Eval harness¶
The tako.eval package runs (orchestrator, dataset) pairs and emits
a JSON report with pass-rate, total attempts, and p50/p95 latency.
Built-in synthetic dataset¶
A 10-task synthetic dataset (math + factual + code mix) ships in-tree to satisfy Phase 3's DoD ("Eval harness runs a 10-task synthetic benchmark and emits a JSON report"):
import asyncio
import tako
from tako.eval import Eval, load_synthetic
async def main():
fake = tako.providers.Fake(canned_text="ok hello 42 paris earth 1969 def fn")
orch = tako.SingleAgent(provider=fake)
report = await Eval(orch=orch, dataset=load_synthetic(), k=1).run()

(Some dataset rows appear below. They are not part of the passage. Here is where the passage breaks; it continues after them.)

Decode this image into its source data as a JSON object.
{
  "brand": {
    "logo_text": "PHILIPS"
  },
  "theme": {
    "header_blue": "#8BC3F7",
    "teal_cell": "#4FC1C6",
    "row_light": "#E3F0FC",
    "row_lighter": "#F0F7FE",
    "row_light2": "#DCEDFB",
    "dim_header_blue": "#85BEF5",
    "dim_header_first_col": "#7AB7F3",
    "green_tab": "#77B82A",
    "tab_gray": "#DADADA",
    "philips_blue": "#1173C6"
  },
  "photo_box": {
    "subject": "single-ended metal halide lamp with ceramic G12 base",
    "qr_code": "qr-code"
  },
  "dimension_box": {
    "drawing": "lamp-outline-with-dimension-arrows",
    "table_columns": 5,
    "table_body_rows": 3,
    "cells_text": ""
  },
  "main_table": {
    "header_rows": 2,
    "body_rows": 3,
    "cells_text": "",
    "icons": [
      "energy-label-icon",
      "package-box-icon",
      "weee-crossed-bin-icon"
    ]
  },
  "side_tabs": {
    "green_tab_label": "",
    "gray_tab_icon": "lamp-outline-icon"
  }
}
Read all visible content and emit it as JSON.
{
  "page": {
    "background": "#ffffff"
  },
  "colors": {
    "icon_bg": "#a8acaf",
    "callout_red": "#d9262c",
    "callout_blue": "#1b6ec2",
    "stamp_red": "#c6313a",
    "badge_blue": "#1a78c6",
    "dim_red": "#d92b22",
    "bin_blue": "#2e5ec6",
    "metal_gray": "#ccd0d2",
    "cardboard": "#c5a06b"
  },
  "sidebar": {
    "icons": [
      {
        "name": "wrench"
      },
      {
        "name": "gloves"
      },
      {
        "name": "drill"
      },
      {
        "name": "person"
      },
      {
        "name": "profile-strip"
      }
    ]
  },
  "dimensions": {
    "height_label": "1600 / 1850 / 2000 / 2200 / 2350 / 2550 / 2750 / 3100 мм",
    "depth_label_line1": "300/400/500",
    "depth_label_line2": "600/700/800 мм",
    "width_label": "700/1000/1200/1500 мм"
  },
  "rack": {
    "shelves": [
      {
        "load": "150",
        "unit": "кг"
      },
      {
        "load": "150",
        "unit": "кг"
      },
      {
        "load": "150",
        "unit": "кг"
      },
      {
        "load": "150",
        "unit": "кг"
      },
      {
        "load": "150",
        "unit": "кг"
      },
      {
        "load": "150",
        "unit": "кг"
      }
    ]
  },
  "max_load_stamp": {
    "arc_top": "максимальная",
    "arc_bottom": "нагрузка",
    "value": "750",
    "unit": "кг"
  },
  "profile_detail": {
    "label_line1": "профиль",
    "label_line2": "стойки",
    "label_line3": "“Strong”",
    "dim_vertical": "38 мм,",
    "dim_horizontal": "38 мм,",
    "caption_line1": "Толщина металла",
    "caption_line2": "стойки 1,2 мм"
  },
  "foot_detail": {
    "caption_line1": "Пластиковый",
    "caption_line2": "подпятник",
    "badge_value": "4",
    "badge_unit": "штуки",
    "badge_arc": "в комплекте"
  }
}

print(report.model_dump_json(indent=2))
asyncio.run(main())
CLI¶
python -m tako.eval \
--orch myproject.fixtures:my_orch \
--dataset synthetic \
--k 3 \
--out report.json
--orch resolves a module:attr spec to a Python object that exposes
.run(prompt) -> awaitable. --dataset accepts "synthetic" or a
path to a JSONL file with {id, prompt, expected_substring|expected_regex, max_tokens}
rows.
Custom datasets¶
from tako.eval import Eval, load_jsonl
dataset = load_jsonl("path/to/eval.jsonl")
report = await Eval(orch=my_orch, dataset=dataset, k=3, concurrency=8).run()
Task requires either expected_substring or expected_regex. Both
may be set; both must match.
External datasets¶
load_dataset("swe_bench_lite") and load_dataset("gpqa_diamond")
raise NotImplementedError — Phase 4 work. No model weights or
proprietary datasets are committed in-tree.
Report shape¶
class EvalReport(BaseModel):
dataset: str
orchestrator: str
k: int
tasks_run: int
pass_rate: float
p50_latency_ms: float
p95_latency_ms: float
total_attempts: int
task_results: list[TaskResult]
Each TaskResult has task_id, attempts, passes, the per-attempt
latencies, and an optional error field if the orchestrator raised.